Thing is, you can see why people kind of hate him in this movie. His character — a high school senior — is supposed to be a Ferris Bueller type. A kid who is too smart for his own good and talks his way out of things with his disarming charm. I guess. But when he’s too cocky and gets rejected from every college he applies to, he needs to think fast. His name is Bartleby. Which is just stupid. So his solution is to gang up with his dorky friend, Sherman (Jonah Hill), to create a fake acceptance letter to show to his parents from a fake school they call South Harmon Institute of Technology. Get it? It’s S.H.I.T. Wooohoooo. Meanwhile, Sherman got into a legit university called Harmon, which is just… Well, this is one of those movies where all the adults are just straight morons. So are the kids, really. But his folks initially fall for it.

But then the plan unravels. Because they want to see this S.H.I.T. school. So Bartleby and some buddies rent an old insane asylum, fix it up somehow and pass it off as a university. Now, his parents have been to a college before. Do they think one building in the middle of a weedy parking lot constitutes a real college? Did they not think to actually call the place or drive by at any point — seeing as it seems to be very close to their Ohio home? Despite the movie clearly not being filmed anywhere near Ohio — which is cold in the winter, by the way. Anyhow, they do such a good job of faking this college that other idiots start showing up for class. Like somehow they all also have moron parents who pay the tuition for a school with no online footprint, no presence in any college books, a clearly fake website and just… Why am I even bothering to ask these questions? It’s really, really unrealistic and stupid.

Ultimately, there is the inevitable battle between this anarchic group of dummies at South Harmon and the preppy dipwads from the real Harmon, which just smacks of a bad version of Animal House, Revenge of the Nerds and any other number of underdog rag-tag whatevers versus the rich kids. Bartleby and the movie itself try to make the argument that some kids just need to learn differently, and that a school like S.H.I.T. with its courses on yoga, skateboarding and bong hits may be right for these freaks, while the classical education at Harmon may be better for others. But… the kids at the fake college are dorming in unsafe living conditions, don’t have a health office and seem to constantly be in danger of being run over by dudes on motorcycles or stabbed by flaming swords or drowned in the school’s pool. Which — by the way — seems like an odd feature to have at a former insane asylum. Point is, they’re specifically not receiving an education. They seem to mostly be tanning (in “Ohio” in December), partying and being lectured to by an anti-social Lewis Black and a kid who got rejected by every college he applied to because he’s a fuck up.
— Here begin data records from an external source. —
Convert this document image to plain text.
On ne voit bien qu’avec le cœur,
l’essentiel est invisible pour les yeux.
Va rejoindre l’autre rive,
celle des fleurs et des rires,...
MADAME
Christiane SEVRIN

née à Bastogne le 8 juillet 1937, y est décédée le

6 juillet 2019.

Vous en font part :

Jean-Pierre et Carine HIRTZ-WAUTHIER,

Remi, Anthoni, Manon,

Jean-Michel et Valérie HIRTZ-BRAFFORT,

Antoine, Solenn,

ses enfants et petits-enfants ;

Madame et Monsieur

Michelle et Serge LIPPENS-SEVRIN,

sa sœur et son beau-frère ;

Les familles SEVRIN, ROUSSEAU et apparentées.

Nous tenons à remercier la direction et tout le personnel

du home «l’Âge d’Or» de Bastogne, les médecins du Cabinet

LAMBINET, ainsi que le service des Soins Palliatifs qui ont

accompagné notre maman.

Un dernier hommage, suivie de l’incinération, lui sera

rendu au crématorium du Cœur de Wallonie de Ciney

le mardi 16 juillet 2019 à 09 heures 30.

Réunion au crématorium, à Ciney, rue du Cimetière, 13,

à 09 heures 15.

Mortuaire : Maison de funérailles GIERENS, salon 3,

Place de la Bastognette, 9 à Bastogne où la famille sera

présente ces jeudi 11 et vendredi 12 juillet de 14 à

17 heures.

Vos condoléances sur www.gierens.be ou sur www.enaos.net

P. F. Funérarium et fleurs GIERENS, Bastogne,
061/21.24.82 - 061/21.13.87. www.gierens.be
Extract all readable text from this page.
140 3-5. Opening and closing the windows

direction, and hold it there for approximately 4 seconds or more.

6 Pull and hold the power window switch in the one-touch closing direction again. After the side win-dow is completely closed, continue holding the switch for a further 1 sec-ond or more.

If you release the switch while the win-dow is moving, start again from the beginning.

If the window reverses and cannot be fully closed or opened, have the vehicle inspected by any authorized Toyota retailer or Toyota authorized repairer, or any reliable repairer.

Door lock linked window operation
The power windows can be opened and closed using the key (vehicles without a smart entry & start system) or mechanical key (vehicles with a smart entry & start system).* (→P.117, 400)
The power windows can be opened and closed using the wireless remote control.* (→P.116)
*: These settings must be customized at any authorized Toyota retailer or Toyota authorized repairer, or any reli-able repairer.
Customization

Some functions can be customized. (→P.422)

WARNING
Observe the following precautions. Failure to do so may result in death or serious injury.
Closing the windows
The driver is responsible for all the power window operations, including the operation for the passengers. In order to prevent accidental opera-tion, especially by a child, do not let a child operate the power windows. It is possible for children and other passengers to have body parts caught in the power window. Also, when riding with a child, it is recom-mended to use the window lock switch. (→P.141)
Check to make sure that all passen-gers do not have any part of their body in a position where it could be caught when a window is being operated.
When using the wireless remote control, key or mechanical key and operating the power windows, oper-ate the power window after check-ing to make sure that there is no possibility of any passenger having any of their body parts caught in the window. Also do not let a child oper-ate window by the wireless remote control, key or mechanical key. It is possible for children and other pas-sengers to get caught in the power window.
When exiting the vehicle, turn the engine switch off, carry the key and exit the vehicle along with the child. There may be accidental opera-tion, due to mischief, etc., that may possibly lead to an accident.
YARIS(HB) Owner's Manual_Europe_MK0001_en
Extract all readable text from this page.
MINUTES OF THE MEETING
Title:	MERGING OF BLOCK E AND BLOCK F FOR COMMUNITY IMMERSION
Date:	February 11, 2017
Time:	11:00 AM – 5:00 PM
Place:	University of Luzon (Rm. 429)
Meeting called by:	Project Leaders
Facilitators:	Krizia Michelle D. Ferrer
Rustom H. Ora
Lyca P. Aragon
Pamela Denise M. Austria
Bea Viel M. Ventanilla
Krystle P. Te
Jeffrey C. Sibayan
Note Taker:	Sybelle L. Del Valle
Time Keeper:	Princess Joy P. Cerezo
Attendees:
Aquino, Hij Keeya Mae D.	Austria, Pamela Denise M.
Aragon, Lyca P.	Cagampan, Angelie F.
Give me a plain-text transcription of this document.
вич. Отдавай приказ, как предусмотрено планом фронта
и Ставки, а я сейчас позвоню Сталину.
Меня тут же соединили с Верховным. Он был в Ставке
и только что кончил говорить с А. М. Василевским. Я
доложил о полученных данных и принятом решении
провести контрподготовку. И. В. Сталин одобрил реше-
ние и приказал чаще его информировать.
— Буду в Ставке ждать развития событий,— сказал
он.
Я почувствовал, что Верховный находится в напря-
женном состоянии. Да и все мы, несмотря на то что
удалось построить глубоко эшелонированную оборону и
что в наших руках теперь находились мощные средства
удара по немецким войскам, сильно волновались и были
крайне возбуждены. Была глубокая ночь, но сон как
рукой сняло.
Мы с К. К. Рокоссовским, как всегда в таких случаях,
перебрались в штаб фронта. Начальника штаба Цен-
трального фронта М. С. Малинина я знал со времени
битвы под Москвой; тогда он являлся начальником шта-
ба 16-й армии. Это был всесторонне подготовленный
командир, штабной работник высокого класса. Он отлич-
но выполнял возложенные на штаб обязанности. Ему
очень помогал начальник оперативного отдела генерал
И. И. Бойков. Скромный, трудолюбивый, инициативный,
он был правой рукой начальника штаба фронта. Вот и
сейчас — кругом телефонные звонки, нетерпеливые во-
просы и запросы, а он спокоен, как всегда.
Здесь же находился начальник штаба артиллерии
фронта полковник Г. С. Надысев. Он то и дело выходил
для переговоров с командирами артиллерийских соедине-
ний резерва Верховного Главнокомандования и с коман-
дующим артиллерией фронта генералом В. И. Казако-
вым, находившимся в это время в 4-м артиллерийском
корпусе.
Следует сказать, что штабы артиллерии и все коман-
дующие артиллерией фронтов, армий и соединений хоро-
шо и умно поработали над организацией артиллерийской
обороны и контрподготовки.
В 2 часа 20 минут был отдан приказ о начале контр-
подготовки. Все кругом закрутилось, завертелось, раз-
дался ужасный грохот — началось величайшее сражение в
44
So their parents are paying for them to be nearly physically harmed, live in squalor and come away with no degree and, most likely, a wicked drinking problem and/or staph infection.

The filming is super-amatuerish. There are mistakes all over the place. The slow-mo skateboarding and pool party scenes look like bad b-roll from MTV Spring Break 1987. Just everything about it feels like they were ad-libbing (in a bad way) and hoping nobody looked too closely at it. Because the plot is absurd. The scenarios are absurd. And the “message” is absurd. Which, honestly, is fine when you’re doing a screwball film about a group of underdogs who come out on top. But they tried in some way to infuse this coming-of-age film with a quality beyond its clearly surface scripting. And it failed. Ooooh, did I mention that Bartleby is somehow pursuing Blake Lively in this movie? And she’s actually game? I mean, c’mon, man. And, yes, I realize that the actual Justin Long dated both the actual Drew Barrymore and the actual Amanda Seyfried, but in real life the Blake Livelys of the world date dudes like Penn Badgely and marry dudes like Ryan Reynolds. It’s also weird that Long was a 28-year-old playing an 18-year-old, while Lively was actually 18. But, like everything else in this movie, we’ll just ignore the stupidity of it and move on.